Nach Ansicht des Senates würde es zum anderen der Funktion der Verjährungsregeln, Rechtsfrieden zu stiften und Rechtssicherheit zu schaffen (vgl. Palandt/Heinrichs, 66. Aufl. 2007, Rn. 7 ff. vor § 194 m.w.N.), eklatant widersprechen, wollte man mit dem Kläger die Möglichkeit annehmen, ohne zeitliche Begrenzung nachträglich eine einmal eingetretene Verjährung durch den Erlass eines Beitragsbescheids rückwirkend wieder zu beseitigen. Bei der Anwendung der Verjährungsregeln des bürgerlichen Rechtes sind sich Rechtsprechung und Kommentarliteratur einig, dass eine einmal eingetretene Verjährung nicht wieder beseitigt werden kann, wenn nicht der Schuldner im Nachhinein ausdrücklich auf die Verjährungseinrede verzichtet (vgl. PWW/Kessler, BGB, § 212 Rn. 7; Palandt/Heinrichs, BGB, 66. Aufl. 2007, § 212 Rn. 2 m.w.N). Es ist keine dogmatische Rechtfertigung ersichtlich, die Verjährung der Erstattungsansprüche des Klägers anders zu behandeln, weil für sie nach § 27 Abs. 3 S. 1 SGB IV die Vorschriften des BGB über Neubeginn und Wirkung der Verjährung sinngemäß gelten.
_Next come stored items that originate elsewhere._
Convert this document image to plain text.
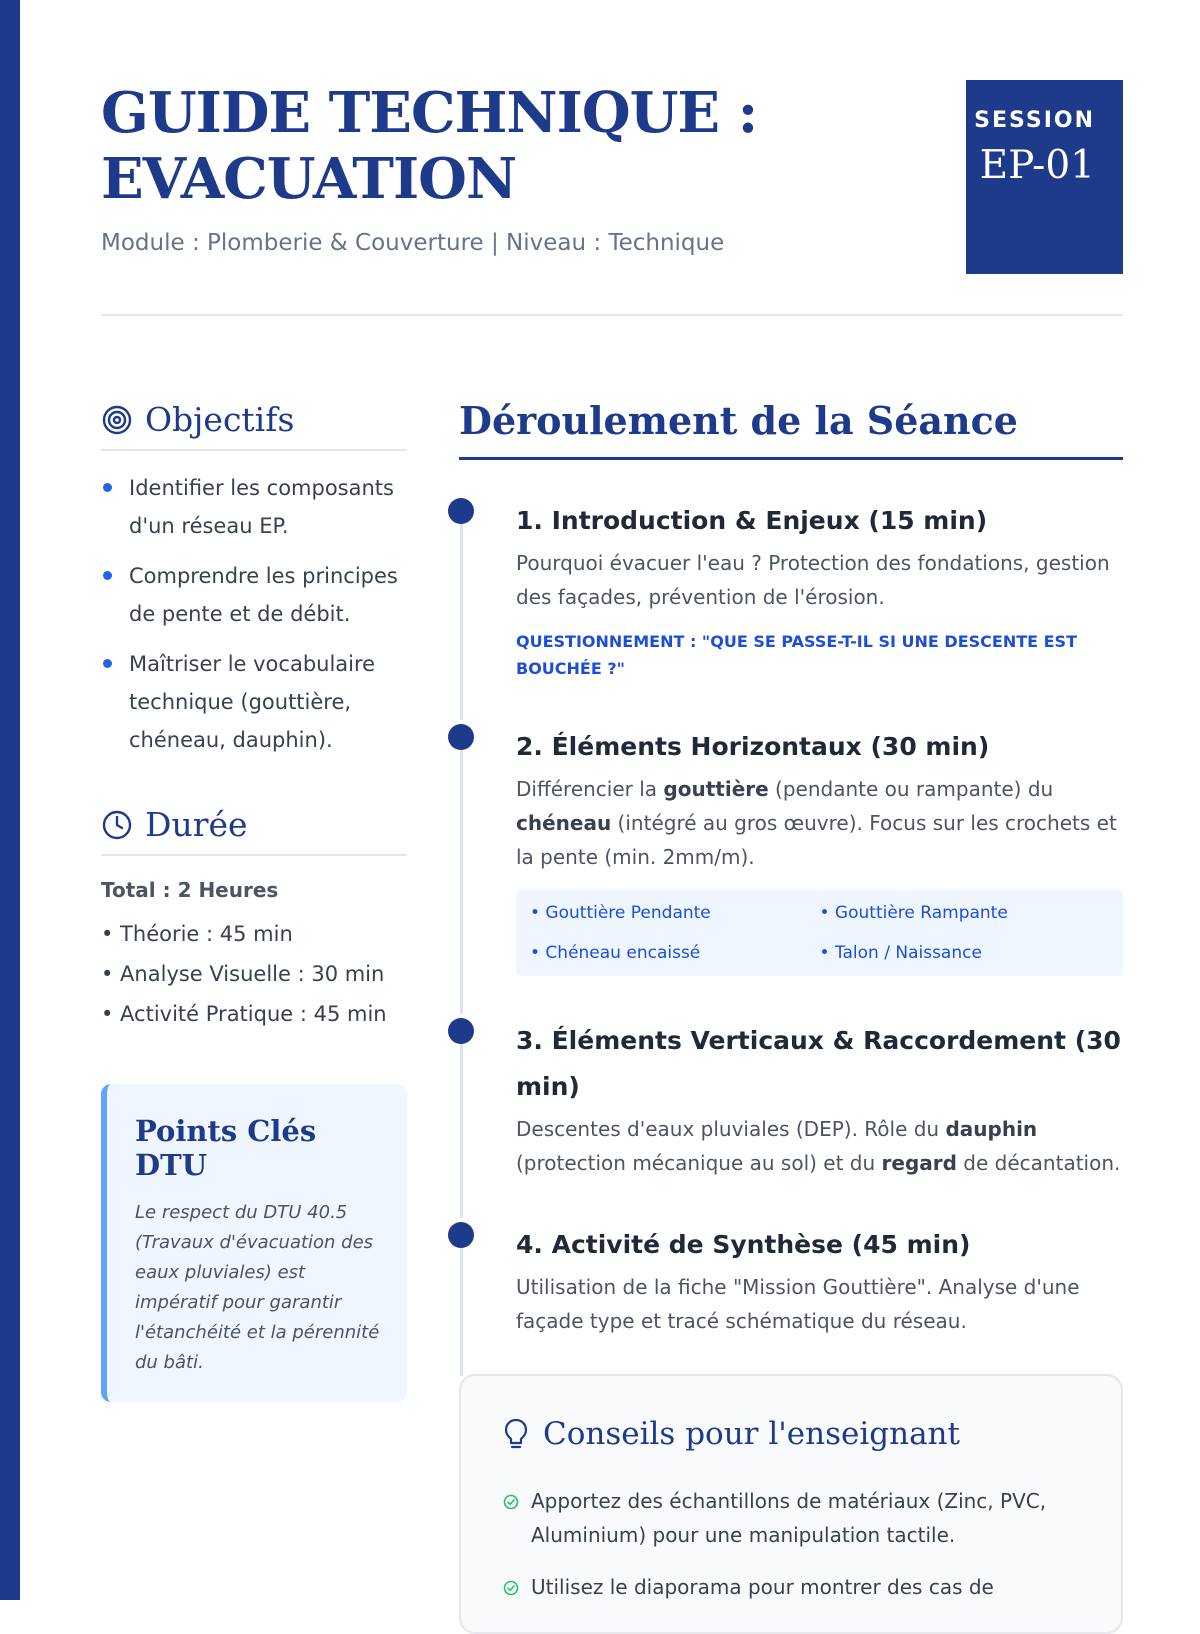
GUIDE TECHNIQUE : EVACUATION
Module : Plomberie & Couverture | Niveau : Technique
SESSION
EP-01
Objectifs
Identifier les composants d'un réseau EP.
Comprendre les principes de pente et de débit.
Maîtriser le vocabulaire technique (gouttière, chéneau, dauphin).
Durée
Total : 2 Heures
• Théorie : 45 min
• Analyse Visuelle : 30 min
• Activité Pratique : 45 min
Points Clés DTU
Le respect du DTU 40.5 (Travaux d'évacuation des eaux pluviales) est impératif pour garantir l'étanchéité et la pérennité du bâti.
Déroulement de la Séance
1. Introduction & Enjeux (15 min)
Pourquoi évacuer l'eau ? Protection des fondations, gestion des façades, prévention de l'érosion.
QUESTIONNEMENT : "QUE SE PASSE-T-IL SI UNE DESCENTE EST BOUCHÉE ?"
2. Éléments Horizontaux (30 min)
Différencier la gouttière (pendante ou rampante) du chéneau (intégré au gros œuvre). Focus sur les crochets et la pente (min. 2mm/m).
• Gouttière Pendante	• Gouttière Rampante
• Chéneau encaissé	• Talon / Naissance
3. Éléments Verticaux & Raccordement (30 min)
Descentes d'eaux pluviales (DEP). Rôle du dauphin (protection mécanique au sol) et du regard de décantation.
4. Activité de Synthèse (45 min)
Utilisation de la fiche "Mission Gouttière". Analyse d'une façade type et tracé schématique du réseau.
Conseils pour l'enseignant
Apportez des échantillons de matériaux (Zinc, PVC, Aluminium) pour une manipulation tactile.
Utilisez le diaporama pour montrer des cas de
Die vom Kläger gewünschte Rechtsfolge hätte zudem das ungereimte Ergebnis, dass ein zu seinen Lasten ergangener und später als rechtswidrig aufgehobener Feststellungsbescheid ihn besser stellen würde, als er sich ohne den Erlass dieses Bescheides stünde. Denn ohne den Bescheid vom 05.12.2005 wären die Erstattungsansprüche des Klägers unzweifelhaft und auch nach seiner Ansicht verjährt.
Der Senat sieht sich mit seiner Rechtsauffassung schließlich nicht im Widerspruch zur Rechtsprechung des Bundessozialgerichts, auf die sich der Kläger stützen möchte. Das vom Kläger zitierte Urteil des BSG vom 13.09.2006 (Az. B 12 AL 1/05 R, juris) betrifft eine wertungsmäßig wesentlich anders gelagerte Konstellation. Im vom BSG entschiedenen Fall waren die Ansprüche des dortigen Klägers auf Erstattung zu Unrecht entrichteter Beiträge gerade noch nicht verjährt als ein später aufgehobener Bescheid rückwirkend zu Unrecht die Pflicht zur Beitragszahlung festgestellt hatte. Da auch der entsprechende Beitragsanspruch des Sozialversicherungsträgers noch nicht verjährt war, mag in dieser Lage ein später aufgehobener Bescheid zeitweilig einen rückwirkenden Rechtsgrund für die Beitragszahlung geschaffen haben, der dann den Verjährungsbeginn hinderte. Eine Beseitigung einer bereits eingetretenen Verjährung lässt sich aber nach Ansicht des Senats aus dem zitierten BSG-Urteil nicht ableiten.
Da die Beklagte die Einrede der Verjährung auch ermessensfehlerfrei erhoben hat, hindert sie dauerhaft die Durchsetzung des Erstattungsanspruchs des Klägers. Das Sozialgericht hat seine Klage daher zu Recht abgewiesen.
Die Kostenentscheidung ergibt sich aus § 193 SGG und folgt der Entscheidung in der Hauptsache.
Die Revision hat der Senat wegen der grundsätzlichen Bedeutung der Rechtssache zugelassen, weil er die angesprochene grundsätzliche Rechtsfrage angesichts der vom Kläger mitgeteilten Rechtsauffassung anderer (Landes)Sozialgerichte für klärungsbedürftig hält.